Com 17 anos eu estava na faculdade, amava muito, mas não era correspondida (pelo menos não da forma como achava que deveria), mas já tinha resolvido que transar ia acontecer, daí fui ao médico ver se estava tudo bem comigo, que método anti-baby eu deveria usar, etc. Entre os 17 e os 18 eu resolvi que tava apaixonada por um cara e ele "parecia" o sujeito certo para ser meu primeiro, mas não era. Por conta disso eu perdi um amigo, que hoje pensando não era tão amigo assim.
Só que como toda a garota de 18 anos baita resolvida eu chorei muito, até que eu encontrei um amor de verdade. Aquela primeira vez eu não conto, não conto mesmo, principalmente porque realmente não chegou a acontecer, porque foi ruim e me senti usada. Aliás cheguei a me sentir mal pq era virgem, e o cara falou isso na hora em que poderia ter rolado. Daí, falta de sensibilidade, sem chance.

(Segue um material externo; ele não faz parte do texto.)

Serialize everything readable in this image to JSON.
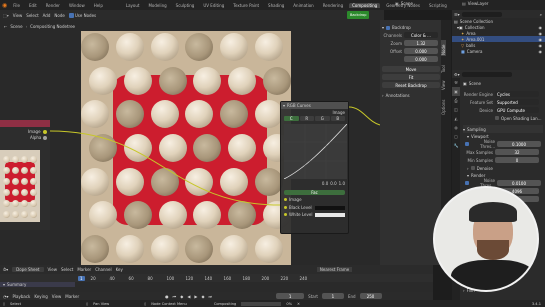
{
  "window": {
    "title": "Scene",
    "viewlayer": "ViewLayer"
  },
  "menubar": {
    "menus": [
      "File",
      "Edit",
      "Render",
      "Window",
      "Help"
    ],
    "workspaces": [
      "Layout",
      "Modeling",
      "Sculpting",
      "UV Editing",
      "Texture Paint",
      "Shading",
      "Animation",
      "Rendering",
      "Compositing",
      "Geometry Nodes",
      "Scripting"
    ],
    "active_workspace": "Compositing"
  },
  "node_editor": {
    "header_menus": [
      "View",
      "Select",
      "Add",
      "Node"
    ],
    "use_nodes_label": "Use Nodes",
    "backdrop_label": "Backdrop",
    "breadcrumb": [
      "Scene",
      "Compositing Nodetree"
    ],
    "left_node_sockets": [
      "Image",
      "Alpha"
    ],
    "rgb_curves": {
      "title": "RGB Curves",
      "image_out": "Image",
      "tabs": [
        "C",
        "R",
        "G",
        "B"
      ],
      "channel_values": [
        "0.0",
        "0.0",
        "1.0"
      ],
      "inputs": [
        "Fac",
        "Image",
        "Black Level",
        "White Level"
      ]
    }
  },
  "n_panel": {
    "tabs": [
      "Node",
      "Tool",
      "View",
      "Options"
    ],
    "backdrop": {
      "title": "Backdrop",
      "channels_label": "Channels",
      "channels_value": "Color & ...",
      "zoom_label": "Zoom",
      "zoom_value": "1.32",
      "offset_label": "Offset",
      "offset_x": "0.000",
      "offset_y": "0.000",
      "move_button": "Move",
      "fit_button": "Fit",
      "reset_button": "Reset Backdrop"
    },
    "annotations_label": "Annotations"
  },
  "outliner": {
    "items": [
      "Scene Collection",
      "Collection",
      "Area",
      "Area.001",
      "balls",
      "Camera"
    ]
  },
  "properties": {
    "search_placeholder": "",
    "scene_label": "Scene",
    "render_engine_label": "Render Engine",
    "render_engine_value": "Cycles",
    "feature_set_label": "Feature Set",
    "feature_set_value": "Supported",
    "device_label": "Device",
    "device_value": "GPU Compute",
    "open_shading_label": "Open Shading Lan...",
    "sampling_label": "Sampling",
    "viewport_label": "Viewport",
    "noise_threshold_label": "Noise Thres...",
    "noise_threshold_value": "0.1000",
    "max_samples_label": "Max Samples",
    "max_samples_value": "32",
    "min_samples_label": "Min Samples",
    "min_samples_value": "0",
    "denoise_label": "Denoise",
    "render_label": "Render",
    "render_noise_label": "Noise Thres...",
    "render_noise_value": "0.0100",
    "render_max_label": "Max Samples",
    "render_max_value": "4096",
    "time_limit_value": "0 s",
    "film_label": "Film"
  },
  "timeline": {
    "editor_label": "Dope Sheet",
    "header_menus": [
      "View",
      "Select",
      "Marker",
      "Channel",
      "Key"
    ],
    "only_show_label": "Summary",
    "interpolation_label": "Nearest Frame",
    "frame_numbers": [
      "0",
      "20",
      "40",
      "60",
      "80",
      "100",
      "120",
      "140",
      "160",
      "180",
      "200",
      "220",
      "240"
    ],
    "current_frame": "1",
    "summary_label": "Summary"
  },
  "playback_bar": {
    "playback_label": "Playback",
    "keying_label": "Keying",
    "view_label": "View",
    "marker_label": "Marker",
    "frame_value": "1",
    "start_label": "Start",
    "start_value": "1",
    "end_label": "End",
    "end_value": "250"
  },
  "statusbar": {
    "select_label": "Select",
    "pan_label": "Pan View",
    "context_label": "Node Context Menu",
    "compositing_label": "Compositing",
    "progress_percent": 0,
    "progress_label": "0%",
    "version": "3.4.1"
  },
  "colors": {
    "accent": "#4772b3",
    "green": "#2c8a2c",
    "red_bg": "#cc1d2e"
  }
}
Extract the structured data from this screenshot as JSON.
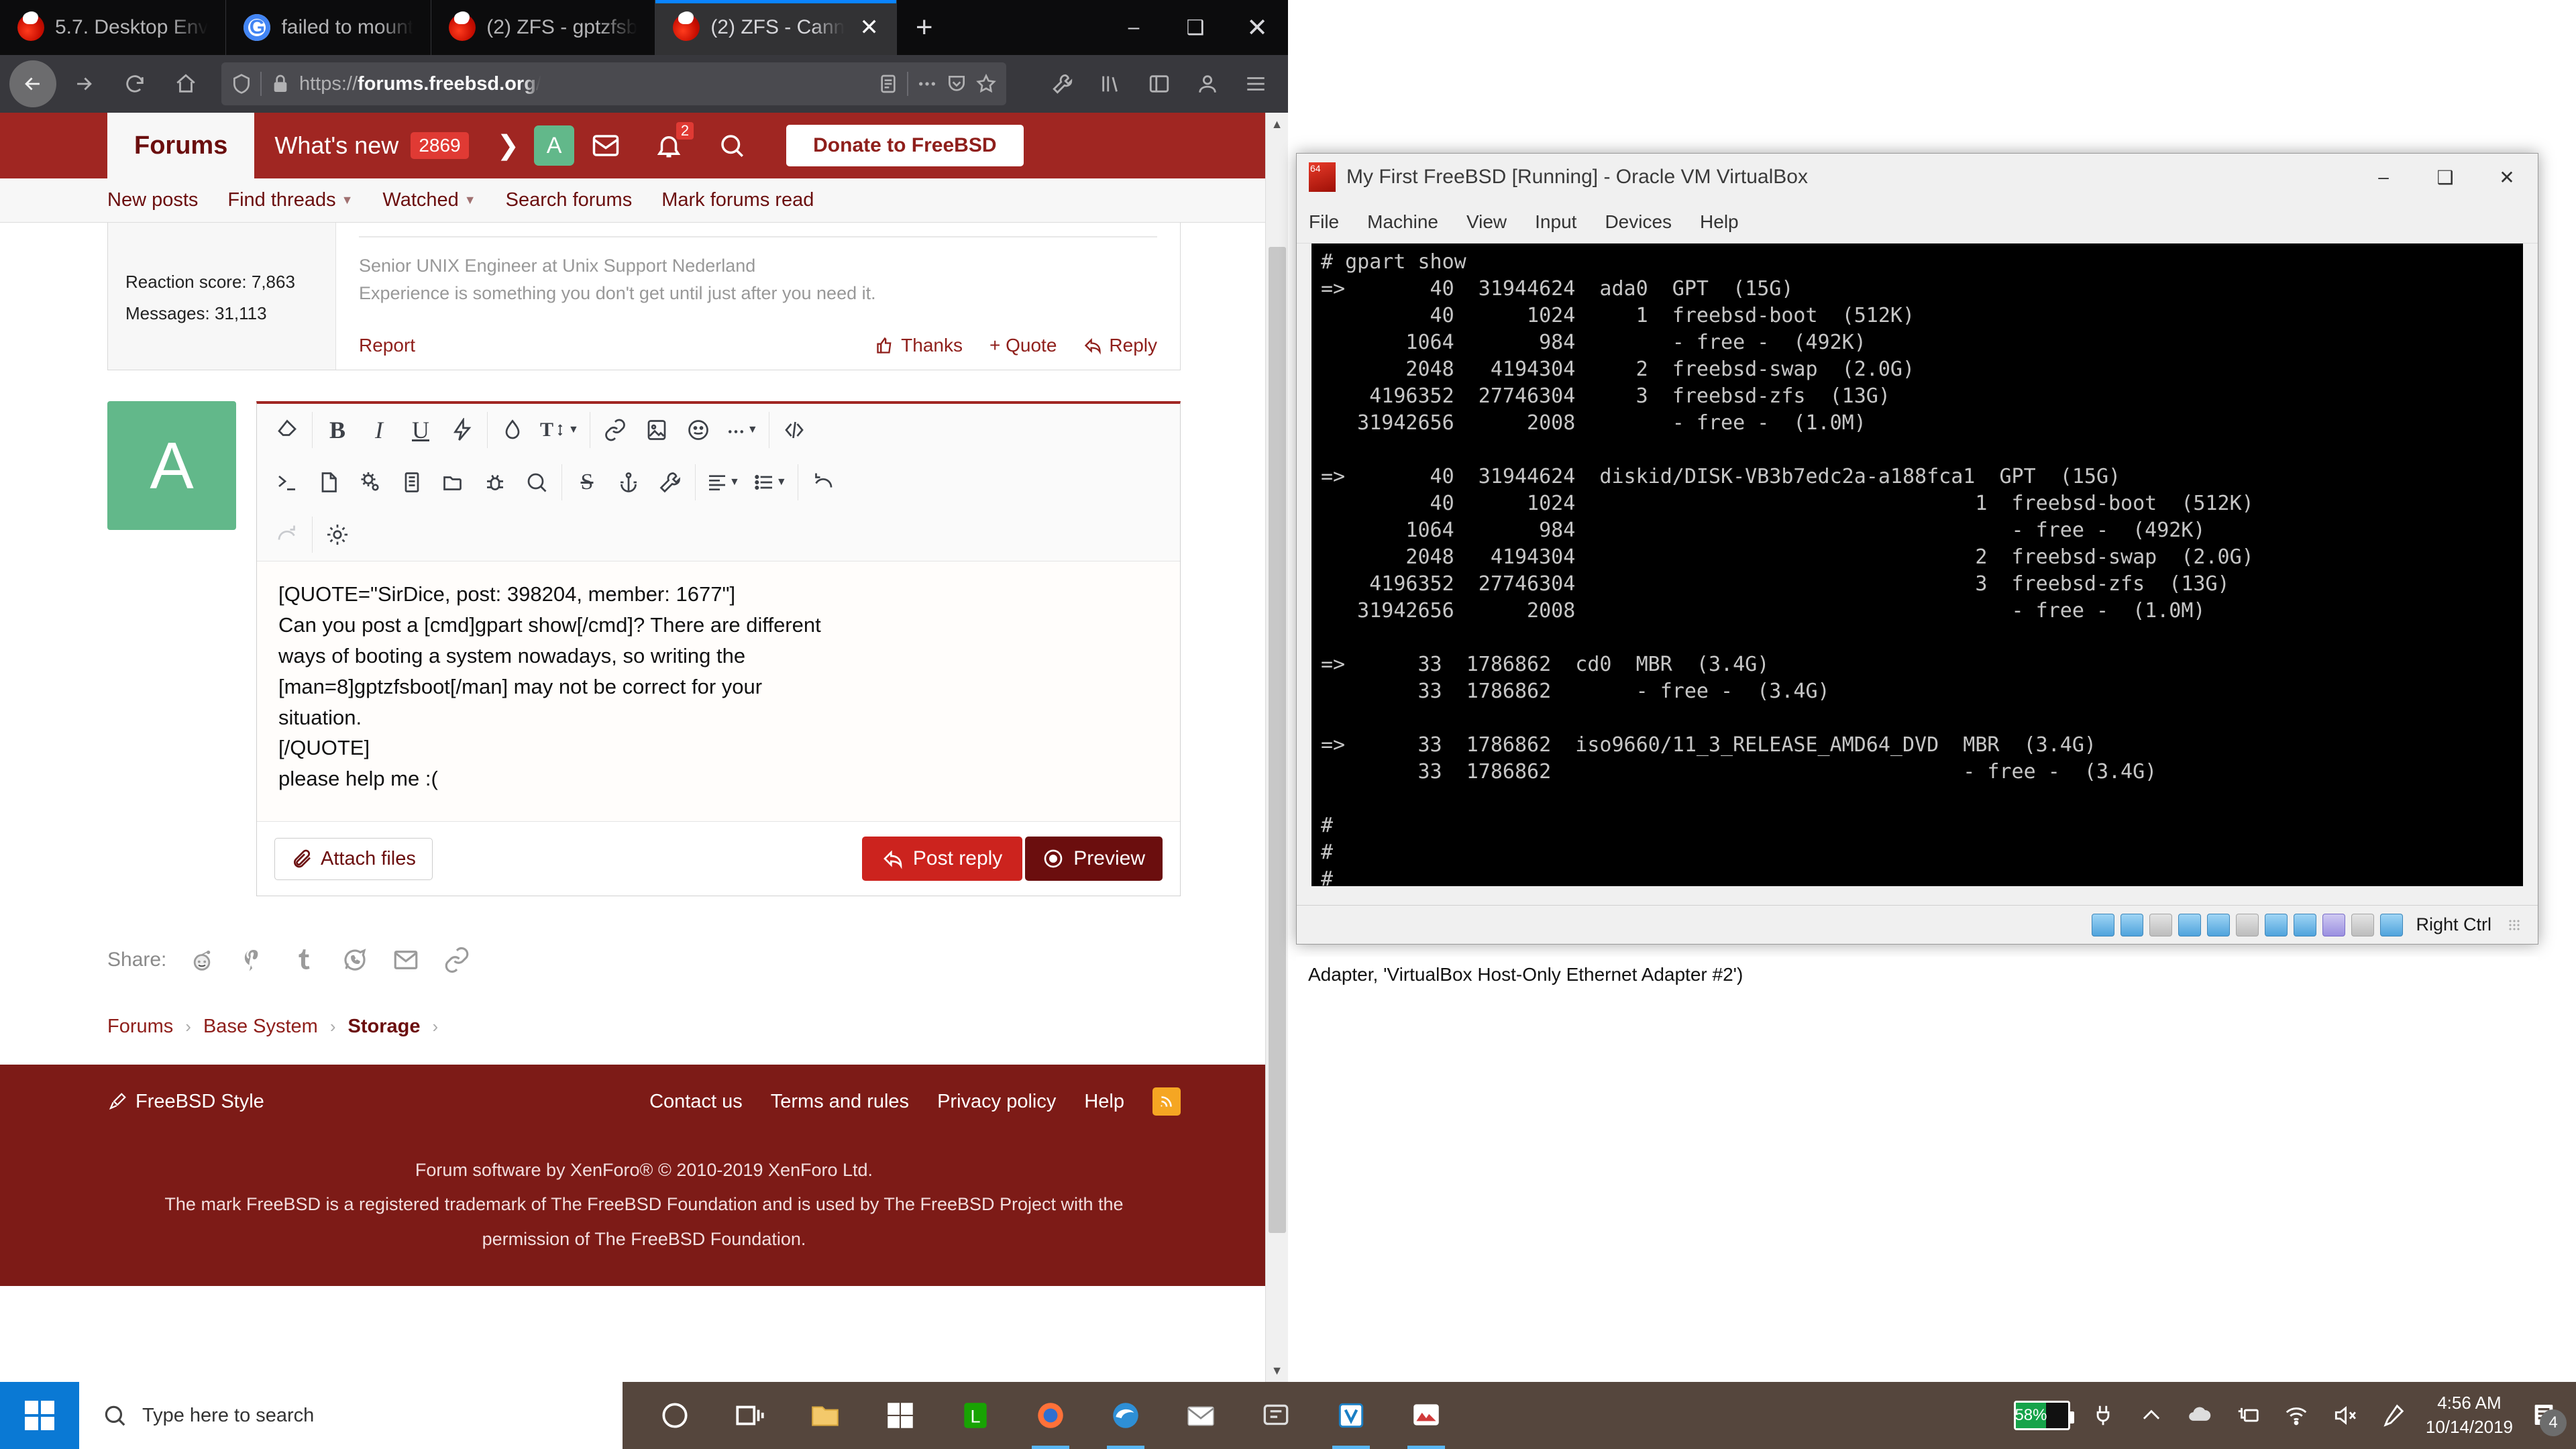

É por isso que reitero cumplicidade é um dos ingredientes mais importantes.

12:02 PM  
Anonymous Carolzinha said...

eu num usava biquini até uns 17 anos... depois comecei a curtir meu corpo. (se bem que nunca fui magrinha - minha barriga sempre me incomodou - até hj).
mas hj tô feliz com quem eu sou (faltando ainda perder 7 kg)... rssss

12:58 PM  
Anonymous Marcos said...

Hormônios, hormônios... Acho que eles se diluem.